Una potenzialità che è fatta di risorse e capacità, di sviluppo dinamico e spontaneo, che può avvenire solo attraverso un’esperienza allineata e rispettosa delle nostre prerogative biofisiche, psicologiche e spirituali. È con questa presa di coscienza che si possono correggere errori comportamentali e si possono sviluppare quelle doti di autonomia, autostima, empatia che sono il fondamento della vita di relazione, della salute e del benessere generale. Come ho detto tante volte, questo passaggio – uscire dalla dipendenza, dall’inconsapevolezza, dal prendere per vero ciò che non è – è la parte critica e più difficile da attivare, ed è l’aspetto vantaggioso e redditizio del sistema di controllo e di manipolazione.

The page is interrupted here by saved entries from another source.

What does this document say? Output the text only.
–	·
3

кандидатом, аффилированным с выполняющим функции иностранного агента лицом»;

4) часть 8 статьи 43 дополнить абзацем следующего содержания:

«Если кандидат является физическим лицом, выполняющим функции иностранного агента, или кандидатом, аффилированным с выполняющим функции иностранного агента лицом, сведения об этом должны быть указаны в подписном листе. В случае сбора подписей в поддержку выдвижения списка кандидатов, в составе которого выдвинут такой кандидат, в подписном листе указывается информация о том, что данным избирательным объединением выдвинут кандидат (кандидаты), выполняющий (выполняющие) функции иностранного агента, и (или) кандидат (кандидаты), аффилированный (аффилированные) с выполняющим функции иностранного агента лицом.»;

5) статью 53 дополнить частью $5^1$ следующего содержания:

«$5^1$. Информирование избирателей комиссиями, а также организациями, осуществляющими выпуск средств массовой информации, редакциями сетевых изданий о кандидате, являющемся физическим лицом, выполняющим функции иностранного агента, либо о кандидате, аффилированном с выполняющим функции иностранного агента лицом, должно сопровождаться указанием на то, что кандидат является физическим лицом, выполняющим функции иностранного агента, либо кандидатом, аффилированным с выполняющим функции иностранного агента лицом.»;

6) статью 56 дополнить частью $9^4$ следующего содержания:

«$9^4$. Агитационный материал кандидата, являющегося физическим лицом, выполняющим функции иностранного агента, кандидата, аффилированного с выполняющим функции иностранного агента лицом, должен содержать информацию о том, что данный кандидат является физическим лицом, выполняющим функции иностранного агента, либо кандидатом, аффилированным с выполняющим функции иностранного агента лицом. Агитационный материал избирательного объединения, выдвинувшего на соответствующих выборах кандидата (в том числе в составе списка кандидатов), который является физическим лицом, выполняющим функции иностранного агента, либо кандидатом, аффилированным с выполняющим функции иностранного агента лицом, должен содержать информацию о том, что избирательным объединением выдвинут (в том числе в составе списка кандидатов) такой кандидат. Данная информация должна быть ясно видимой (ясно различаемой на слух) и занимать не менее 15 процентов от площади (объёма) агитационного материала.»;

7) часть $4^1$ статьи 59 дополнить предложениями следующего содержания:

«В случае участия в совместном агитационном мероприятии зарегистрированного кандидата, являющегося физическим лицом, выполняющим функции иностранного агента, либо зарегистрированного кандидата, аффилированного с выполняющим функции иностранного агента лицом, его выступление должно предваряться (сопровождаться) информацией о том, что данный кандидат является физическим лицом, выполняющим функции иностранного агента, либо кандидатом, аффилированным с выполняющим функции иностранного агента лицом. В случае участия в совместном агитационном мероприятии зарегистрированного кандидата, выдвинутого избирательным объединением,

Tutto “il nuovo” (che nuovo non è), dalla medicina alla psicoterapia, dall’educazione ai percorsi di crescita personale, dall’educazione alimentare allo stile di vita, si fa interprete di questa intenzione e di questa verità. Ed è straordinario, grazie alla conoscenza dei meccanismi stessi della mente e del cervello, capire che ci sono delle vie che facilitano questo passaggio e questa consapevolezza. Quando ho scritto “la psico-filosofia della salvezza” ho cercato di descrivere, cosa e come, è necessario agire.
Oggi vi descrivo meglio un “esercizio del cambiare” che si esprime, ovviamente, dentro tale approccio psico-filosofico, proprio per dare senso, motivazione ed efficacia, all’esercizio stesso. Quello che chiamo “postura – espressione – induzione emozionale”. Faccio assumere alla persona un certo portamento, un’espressione del viso vitale e sorridente e uso la ”sua” volontà, la “sua” ragione, per indurre pensieri positivi rispetto a sé stessa, alla vita, all’Universo e alle sue “logiche”, indipendentemente dal suo flusso spontaneo, spesso fatto di rabbia, paura, colpa, inadeguatezza, ecc. Agire su questi tre aspetti è più facile che non modificare tutti gli automatismi che generano pensieri, emozioni e stati d’animo, aspettando che si modifichino, per quella via, portamento, fisiognomica e atteggiamento. L’effetto che si produce è lo stesso, perché la relazione è “bidirezionale” e, in questo modo, si attiva un processo neuro-fisiologico di grande portata trasformativa e di grande beneficio, sia sull’umore che sul benessere generale (immunologia compresa) della persona. Pensate alla risata. Non è un caso che sia nata la “terapia della risata” o lo “yoga della risata”. Indurre una risata provoca lo stesso beneficio che si ottiene quando si è “travolti dal ridere”. Fatelo e vi accorgerete che starete meglio e che intorno a voi tutto comincerà a girare in un altro modo. Forse avete già sentito dire che tutto accade dentro di noi, che siamo noi stessi a creare la nostra realtà. Ebbene, sta già accadendo, ma a partire da un condizionamento non voluto e contro natura, contro la libertà, solo che non ne siamo per niente consapevoli. Mettetevi al comando e liberate il divino che è in voi. Tutto il resto è gioia!